No. In the common case where the 'blobs' are in fact RFC 2822 + MIME
messages, they will already contain their own CTEs. And if they
occasionally contain raw binary, then the sender (who knows where he got
them from) is in the best position to decide whether an overall base64 is
necessary.
What bothers me (and I accept this may be a purely theoretical
objection) is the potential for effectively merging and mixing of
disparate mbox files.
It is one thing to send an mbox file to somebody, who saves it to disk
as a separate file, which can be opened/read/written, or
converted/imported to another format etc. This sort of thing has been
done in the past, and works quite well by using
application/octet-stream.
However, unlike MIME, mbox is not a recursive format.

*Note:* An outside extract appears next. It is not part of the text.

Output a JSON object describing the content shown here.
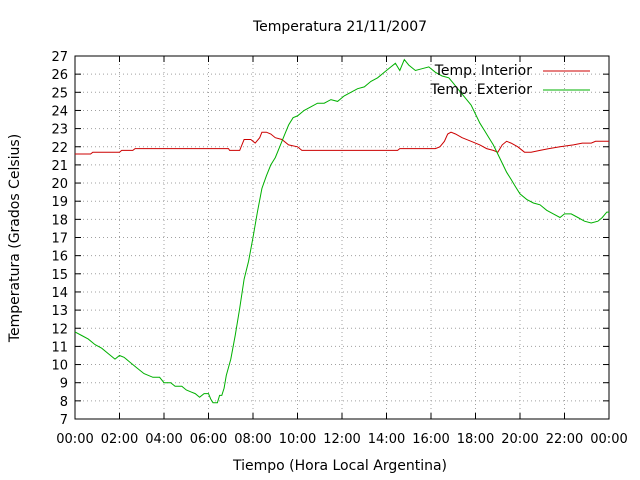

It is a linear
list of "blobs'. Thus if you send an mbox attachment without encoding
the delimiters within the attachment (ie the "From_" lines etc.), then
the common practice of appending such a message to the mail spool file
can automatically destroy the original structure.
Instead of seeing a single message which contains an mbox attachment,
the appended spool is now seen to contain several messages, first the
actual message received, followed by the messages belonging to the
mbox attachment, as if they had been received individually.
[message 1 | message 2] + (message3 + attachment[message 4 | message 5])
=
[message 1 | message 2 | message 3 | message 4 | message 5]
Coping with such a case means making mbox parsers much smarter than
they currently are, or else making mbox writers smarter (so that the spool
is unambiguously appended).
Either way, this is a new difficulty I think, specifically introduced
by unencoded mbox file attachments (because the "From_" delimiters of
the attachment bleed through to the outer mbox containing the received
message). It can be prevented simply by making sure that "From_"
lines in the attachment are unrecognizable (encoded).
Another consequence of this difficulty is that you can have mbox files
whose blob delimiters suddenly change partway through, when the
conventions used by an unencoded, attached, mbox file take over
temporarily. This can cause more trouble for existing mbox parsers.
--
Laird Breyer.